There was a little floundering and splashing as the two horses found their footing on the smooth rocks but no real trouble as Henry took them downstream, staying in the current. When the bridge at the road came in sight, Henry put the gelding up onto the bank following the well-used track where deer and range cattle came to drink when the creek had water. They would leave tracks but he wasn’t too concerned about it. The obvious way for the stallion to go missing was inside one of the many trailers parked in Walcott’s yard.
Henry was thinking about Lily when he heard the sound the first time.
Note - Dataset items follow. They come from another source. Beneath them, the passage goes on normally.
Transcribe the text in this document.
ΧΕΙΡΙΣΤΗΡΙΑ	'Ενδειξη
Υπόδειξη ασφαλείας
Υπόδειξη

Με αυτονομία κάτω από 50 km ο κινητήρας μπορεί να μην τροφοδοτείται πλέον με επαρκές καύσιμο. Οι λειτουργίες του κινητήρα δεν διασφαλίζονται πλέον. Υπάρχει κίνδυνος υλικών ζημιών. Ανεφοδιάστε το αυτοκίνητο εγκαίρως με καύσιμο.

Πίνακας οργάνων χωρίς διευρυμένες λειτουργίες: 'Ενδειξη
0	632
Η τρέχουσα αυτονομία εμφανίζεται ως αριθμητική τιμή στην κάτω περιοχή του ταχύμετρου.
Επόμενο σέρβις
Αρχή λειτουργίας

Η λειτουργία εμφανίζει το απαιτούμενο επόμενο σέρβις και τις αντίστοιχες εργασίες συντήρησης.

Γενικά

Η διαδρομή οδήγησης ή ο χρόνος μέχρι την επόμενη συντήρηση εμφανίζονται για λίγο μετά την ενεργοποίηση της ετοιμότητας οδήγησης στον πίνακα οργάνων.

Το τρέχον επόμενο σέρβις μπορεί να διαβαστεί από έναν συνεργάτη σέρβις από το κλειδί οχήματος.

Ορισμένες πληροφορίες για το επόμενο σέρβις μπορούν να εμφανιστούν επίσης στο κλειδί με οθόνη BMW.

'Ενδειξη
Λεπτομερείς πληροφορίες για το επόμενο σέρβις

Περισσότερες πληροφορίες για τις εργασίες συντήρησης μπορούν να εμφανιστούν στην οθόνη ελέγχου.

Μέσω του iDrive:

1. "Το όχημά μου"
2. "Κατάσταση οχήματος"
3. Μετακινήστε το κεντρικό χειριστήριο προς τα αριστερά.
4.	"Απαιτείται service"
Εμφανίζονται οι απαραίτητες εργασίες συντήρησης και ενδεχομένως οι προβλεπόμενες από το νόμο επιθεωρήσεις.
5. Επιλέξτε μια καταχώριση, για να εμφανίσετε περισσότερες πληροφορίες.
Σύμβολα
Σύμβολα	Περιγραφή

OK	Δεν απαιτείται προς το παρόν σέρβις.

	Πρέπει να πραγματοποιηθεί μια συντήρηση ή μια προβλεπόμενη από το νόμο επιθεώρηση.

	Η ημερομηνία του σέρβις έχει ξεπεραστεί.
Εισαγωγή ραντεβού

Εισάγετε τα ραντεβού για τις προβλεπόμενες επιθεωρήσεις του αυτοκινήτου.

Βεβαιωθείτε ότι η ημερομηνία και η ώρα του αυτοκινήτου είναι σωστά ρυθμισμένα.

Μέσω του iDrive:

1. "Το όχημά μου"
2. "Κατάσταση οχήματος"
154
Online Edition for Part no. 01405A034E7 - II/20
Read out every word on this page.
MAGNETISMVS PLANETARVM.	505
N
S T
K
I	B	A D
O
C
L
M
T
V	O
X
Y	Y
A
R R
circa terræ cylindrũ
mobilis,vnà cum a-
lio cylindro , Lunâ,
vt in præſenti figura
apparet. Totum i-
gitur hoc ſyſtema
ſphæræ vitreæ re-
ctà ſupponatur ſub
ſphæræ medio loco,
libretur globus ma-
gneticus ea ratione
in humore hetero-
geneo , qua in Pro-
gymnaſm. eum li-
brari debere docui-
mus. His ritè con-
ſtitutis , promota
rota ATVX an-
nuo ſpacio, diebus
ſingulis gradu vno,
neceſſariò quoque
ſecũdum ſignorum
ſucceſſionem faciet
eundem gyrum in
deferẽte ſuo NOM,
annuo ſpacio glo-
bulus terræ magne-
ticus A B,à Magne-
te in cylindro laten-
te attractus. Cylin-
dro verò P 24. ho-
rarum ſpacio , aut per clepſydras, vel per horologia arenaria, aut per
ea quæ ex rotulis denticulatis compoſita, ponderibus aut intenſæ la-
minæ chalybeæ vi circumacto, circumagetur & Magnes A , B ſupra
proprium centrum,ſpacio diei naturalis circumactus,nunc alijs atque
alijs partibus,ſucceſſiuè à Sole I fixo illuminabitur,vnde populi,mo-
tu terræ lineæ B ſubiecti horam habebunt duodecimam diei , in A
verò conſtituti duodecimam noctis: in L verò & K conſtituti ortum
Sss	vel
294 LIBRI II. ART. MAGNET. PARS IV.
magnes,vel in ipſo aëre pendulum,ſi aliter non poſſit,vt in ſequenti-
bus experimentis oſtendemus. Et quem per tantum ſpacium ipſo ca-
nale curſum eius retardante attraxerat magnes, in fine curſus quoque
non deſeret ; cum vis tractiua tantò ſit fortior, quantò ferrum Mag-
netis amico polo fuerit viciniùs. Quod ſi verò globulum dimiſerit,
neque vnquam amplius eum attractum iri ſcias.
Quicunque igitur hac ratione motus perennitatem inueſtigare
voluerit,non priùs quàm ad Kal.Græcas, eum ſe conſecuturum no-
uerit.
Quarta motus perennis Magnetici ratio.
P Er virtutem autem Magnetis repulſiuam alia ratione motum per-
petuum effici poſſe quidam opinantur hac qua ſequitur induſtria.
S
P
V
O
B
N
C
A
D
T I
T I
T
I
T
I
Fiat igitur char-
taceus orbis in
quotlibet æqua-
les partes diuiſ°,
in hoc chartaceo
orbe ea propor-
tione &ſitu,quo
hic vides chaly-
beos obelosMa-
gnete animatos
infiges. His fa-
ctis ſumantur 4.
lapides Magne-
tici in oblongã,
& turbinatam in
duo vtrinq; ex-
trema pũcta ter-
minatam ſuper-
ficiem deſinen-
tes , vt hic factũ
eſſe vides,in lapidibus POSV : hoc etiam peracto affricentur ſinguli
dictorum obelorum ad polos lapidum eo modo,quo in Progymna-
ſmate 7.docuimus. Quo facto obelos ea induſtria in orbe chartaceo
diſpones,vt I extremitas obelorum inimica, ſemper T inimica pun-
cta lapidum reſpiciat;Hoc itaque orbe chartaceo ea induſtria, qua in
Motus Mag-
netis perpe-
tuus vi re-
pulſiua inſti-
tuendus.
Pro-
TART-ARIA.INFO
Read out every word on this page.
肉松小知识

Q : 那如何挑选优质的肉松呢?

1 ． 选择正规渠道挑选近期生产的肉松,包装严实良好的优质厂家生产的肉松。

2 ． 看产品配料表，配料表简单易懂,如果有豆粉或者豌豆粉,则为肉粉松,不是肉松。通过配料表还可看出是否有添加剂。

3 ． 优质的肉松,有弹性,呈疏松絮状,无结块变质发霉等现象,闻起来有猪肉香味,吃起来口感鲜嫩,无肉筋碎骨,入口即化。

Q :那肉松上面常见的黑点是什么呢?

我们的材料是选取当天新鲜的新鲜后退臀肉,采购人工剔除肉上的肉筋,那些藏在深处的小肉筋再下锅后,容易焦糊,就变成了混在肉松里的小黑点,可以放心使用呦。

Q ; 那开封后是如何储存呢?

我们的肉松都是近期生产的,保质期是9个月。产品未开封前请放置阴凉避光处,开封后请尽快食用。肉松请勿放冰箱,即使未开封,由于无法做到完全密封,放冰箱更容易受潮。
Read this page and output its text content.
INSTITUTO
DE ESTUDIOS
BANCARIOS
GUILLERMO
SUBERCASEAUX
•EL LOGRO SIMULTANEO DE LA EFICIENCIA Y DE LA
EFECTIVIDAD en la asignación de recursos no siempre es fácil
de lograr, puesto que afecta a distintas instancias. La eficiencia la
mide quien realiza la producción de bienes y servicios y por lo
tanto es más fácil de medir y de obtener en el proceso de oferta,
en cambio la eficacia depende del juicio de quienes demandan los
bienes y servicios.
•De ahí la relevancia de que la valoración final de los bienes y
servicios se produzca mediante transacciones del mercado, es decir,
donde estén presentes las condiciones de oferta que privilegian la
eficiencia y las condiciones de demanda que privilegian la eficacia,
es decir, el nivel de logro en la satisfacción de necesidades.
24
He seemed to spend hours every day thinking about her. She was beside him in the feed truck, stacking hay, mostly when he tried to sleep. It was very unsatisfactory, seeing her Sundays for a few hours. She was stubbornly resistant to making plans to see him on any other basis. He didn’t exactly disbelieve her when she said she couldn’t leave the trailer but it didn’t seem right to him. She wouldn’t admit it, but he could tell she was afraid of MacIntyre. The man had an unreasonable power over her. Henry was starting to think he’d have to see the man, himself.
The sound had probably registered with him a half dozen times before he was able to hear it over his Lily thoughts. It was a steel shoe clicking on stone, out of time with the gelding. He pulled the buckskin up and eased the stallion alongside. Then he dismounted and spoke quietly to the horses while he ran a hand down the stallion’s near front leg. The hoof came up easily, smooth bottom, no shoe. He checked the other front just to be sure, both bare. Then the hinds and as he suspected, they were shod. Damn. Damn. Damn. He should have thought.
He dropped the hoof and straightened, leaned against the stallion’s hip. The chestnut’s head came around and he blew softly at Henry. Henry considered. He was five miles down the road with a horse he didn’t own and three miles from home free. He couldn’t turn the horse out, shod. Not for the summer. It would cripple him. Damn. He couldn’t take the horse back. He couldn’t pull the shoes without his tools. Sombitch.
He stepped back into the saddle. He’d just have to go on with it. Turn the stallion out and take the chance he could catch him again, next week. He’d have to take his buckskin inside the fence one more time, bring his tools, run down the stallion and pull the shoes. It wouldn’t be easy. Bear down, he told himself sternly. Just do it.
This was for Lily, as much as for him. Lily wasn’t the kind of woman to get hitched to a man working at feed stores. On top of looking like she did, she was a college girl, The only thing he had in the world to set him apart from a hundred other guys was his mares. They were damn good mares. It wasn’t like he hadn’t tried to work it out with Walcott. He’d offered the man half the foals, his pick. That was more than fair and he knew Walcott made similar deals with other breeders. The man took some kind of sadistic pleasure in turning him down. He’d even told Henry he wouldn’t breed the mares for cash. And there was nothing Walcott wouldn’t do for cash. Except for him.
He nudged the buckskin into a jog. This was a complication but not one he couldn’t handle. There was no wide spot in his plan for turning around now, not after all the time and attention he’d already put in. Tomorrow, when the stallion was safely inside the fence and settled in with his mares on the grass in the river bottom, he’d see Lily.